Flux Variability Analysis (FVA) is an extension of FBA. It can show the minimum and maximum range of each reaction flux while they satisfy constraints and have the same optimal objective by solving a double linear programming problem.

However, when the metabolic network contains internal loops, the result can be too high in absolute to be realistic. Users can select the "loopless" option to avoid such internal loops, and get a more consistent result.

Flux Variability Analysis

Computer Models

Object-Relational Mapping

Object-Relational Mapping (ORM) enables us to work with databases more comfortable and safer. It fills the gap between object-oriented programming languages and relational databases and avoids the vulnerability of SQL Injection.

Object-Relational Mapping

We use ORM to organize our metabolic networks, biobricks data, and user's computational models. It brings us the convenience of creating, querying, listing, and connecting models, with acceptable performance.

Relationship between two types of database

In practice, we use Django ORM with MySQL backend to provide fast, flexible, and reliable service.

Django ORM

Message Queues

Our website requires computing large models, and it is quite embarrassing to see users waiting for browsers for so long. So we use message queues to maintain computing tasks.

We split our programs computing models from our website, and use message queues to send and receive information about our computation. A queue is a data structure that stores things waiting to be handled, and it obeys the "First Come, First Serve" principle. So, we can store our computing tasks in the queue, and response to users instantly about the progress of his tasks.

Message Queues

In Foresyn, we use RabbitMQ and Celery to build our message queues. Here, Celery uses its protocol to communicate with web programs and computation programs. And RabbitMQ acts as a broker who accepts and forwards messages of Celery.

RabbitMQ

Different Searching Engines

When we are developing Foresyn, we discovered that there is a contradiction between speed and accuracy. So our strategy is to use slow but accurate algorithm when searching small datasets, and use fast but less accurate algorithm when searching large ones.

Here, there are only some models like E. coli, but a lot of genes, reactions and metabolites in our database. We choose to calculate Levenshtein distances for model searching.
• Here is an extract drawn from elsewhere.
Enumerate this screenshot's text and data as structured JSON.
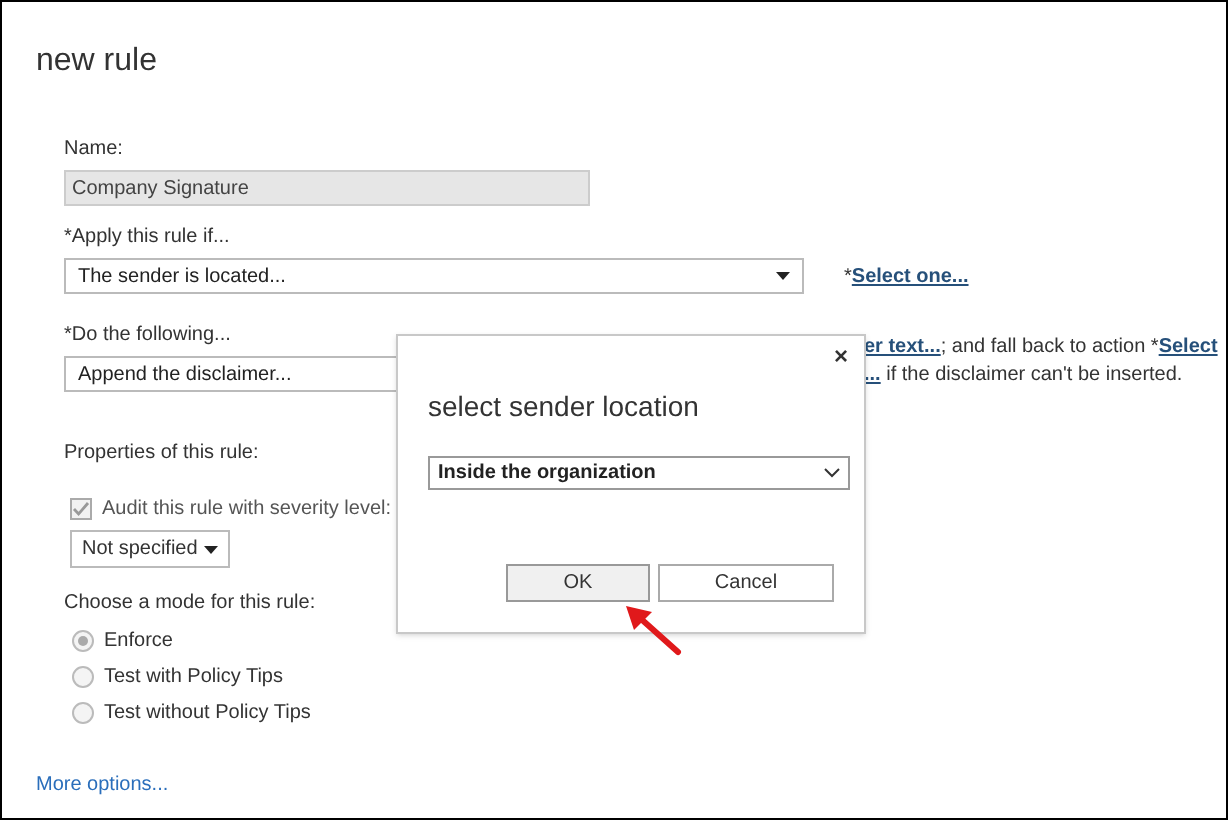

Levenshtein distance defines as the following recursive function: $$ \qquad\operatorname{lev}_{a,b}(i,j) = \begin{cases} \max(i,j) & \text{if } \min(i,j)=0, \\ \min (\operatorname{lev}_{a,b}(i-1,j) + 1,\operatorname{lev}_{a,b}(i,j-1) + 1, \operatorname{lev}_{a,b}(i-1,j-1) + 1) & a_i \neq b_i, \\ \min (\operatorname{lev}_{a,b}(i-1,j) + 1,\operatorname{lev}_{a,b}(i,j-1) + 1, \operatorname{lev}_{a,b}(i-1,j-1)) & \text{otherwise.} \\ \end{cases} $$ which has a time complexity of \(O(nm)\) where n and m are the length of the two strings.

When we are handling genes, reactions and metabolites, we use another algorithm.

Biobricks Recommendation

TBD

References

  • 1. Orth JD, Thiele I, Palsson BØ. What is flux balance analysis?. *Nat Biotechnol*. 2010;28(3):245–248. doi:10.1038/nbt.1614
  • 2. Gudmundsson S, Thiele I. Computationally efficient flux variability analysis. *BMC Bioinformatics*. 2010;11:489. Published 2010 Sep 29. doi:10.1186/1471-2105-11-489
  • 3. Arne C. Müller, Alexander Bockmayr, Fast thermodynamically constrained flux variability analysis, *Bioinformatics*, Volume 29, Issue 7, 1 April 2013, Pages 903–909, https://doi.org/10.1093/bioinformatics/btt059
  • 4. Abdelmoneim Amer Desouki, Florian Jarre, Gabriel Gelius-Dietrich, Martin J. Lercher, CycleFreeFlux: efficient removal of thermodynamically infeasible loops from flux distributions, *Bioinformatics*, Volume 31, Issue 13, 1 July 2015, Pages 2159–2165, https://doi.org/10.1093/bioinformatics/btv096
  • 5. Ambler, Scott W. "Mapping objects to relational databases." On the World Wide Web: http://www. AmbySoft. com (2000).
  • 6. Vinoski, Steve. "Advanced message queuing protocol." IEEE Internet Computing 6 (2006): 87-89.